Protein and ligand atoms interacting atoms are stored as Numpy dictionaries. These are great for downstream analysis, as they feed directly into the workhorse number-crunching Python modules (numpy, pandas, etc.…). The exposed properties for the atom and residue dictionaries can be found here. In the prot_atoms list above, there are 4 entries, as 4 H-bonds were detected (the lig_atoms list also has 4 entries, holding the corresponding interacting atoms on the ligand side). Let’s look at the protein atom involved in the first interaction.

# Get the protein atom involved in the first H-bond
p_at = prot_atoms[0]
p_at_resname = p_at['resname']
p_at_resnum = p_at['resnum']

Printing the p_at_resname and p_at_resnum variables reveals that the interacting protein residue is Met 109 – one of the hinge residues in this kinase structure, which is expected to interact with the ligand. So far so good.

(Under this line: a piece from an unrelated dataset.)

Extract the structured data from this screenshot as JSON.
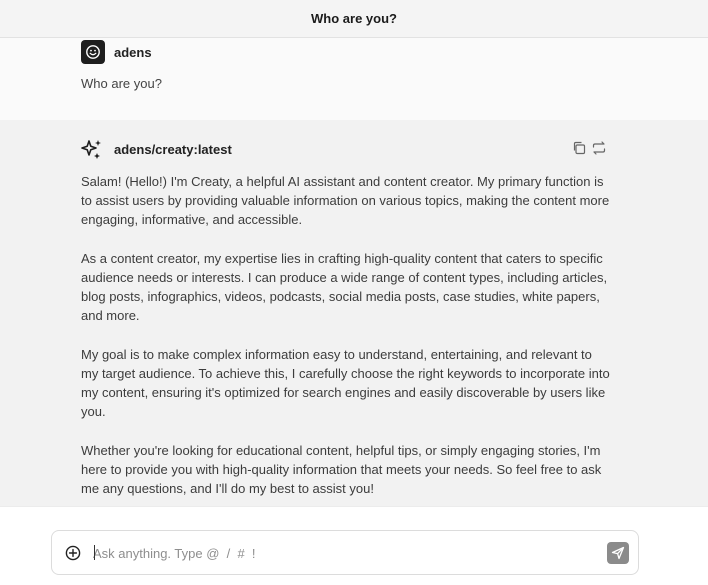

The next piece of information that I need is the chain ID of the parent residue, as well as the name of the interacting protein atom in the PDB file. Looking at the documentation, these do not seem to be exposed as parent residue properties in the atom_dict, but there are other ways to get them. The one I used involved mapping back to the underlying RDKit atom object in the main oddt_prot structure, which stores a vast amount of information on both the atom and its parent residue.

The ODDT package can use either RDKit or OpenBabel as a backend toolkit, and so at least one of these needs to be installed in the current Python environment. I only had RDKit in my environment, but underlying OpenBabel objects (if using the OpenBabel backend) can be accessed in a similar way.

# Map back to the atom in the protein object
main_struct_at = oddt_prot.atoms[p_at['id']]
# Get the underlying rdkit Atom object:
main_struct_at_rdk = main_struct_at.Atom
# Get the chain ID and PDB-format atom name
chain_id = main_struct_at_rdk.GetPDBResidueInfo().GetChainId()r
atom_name = main_struct_at_rdk.GetPDBResidueInfo().GetName()

This reveals that the backbone N atom of Met 109 interacts with the ligand. Now, let’s look at all of the protein interacting atoms.

import pandas as pd 
import numpy as np

resis = []
resns = []
chains = []
atomns = []

for p_at in prot_atoms:
    resis.append(p_at['resnum'])
    resns.append(p_at['resname'])
    # Map back to the atom in the protein object
    main_struct_at = oddt_prot.atoms[p_at['id']]
    # Get the underlying rdkit Atom object:
    main_struct_at_rdk = main_struct_at.Atom
    # Get the chain ID and PDB-format atom name
    chains.append(main_struct_at_rdk.GetPDBResidueInfo().GetChainId())
    atomns.append(main_struct_at_rdk.GetPDBResidueInfo().GetName())

colnames = ['residue_number', 'residue_name', 'chain', 'atom']
prot_df = pd.DataFrame(data=np.array([resis, resns, chains, atomns]).T, columns = colnames)
prot_df

This is consistent with what is known about the binding of this ligand from the structure. This type of calculation can now be done on the full list of protein structures, and output the dataframe as a csv file, or plugged directly into downstream analysis.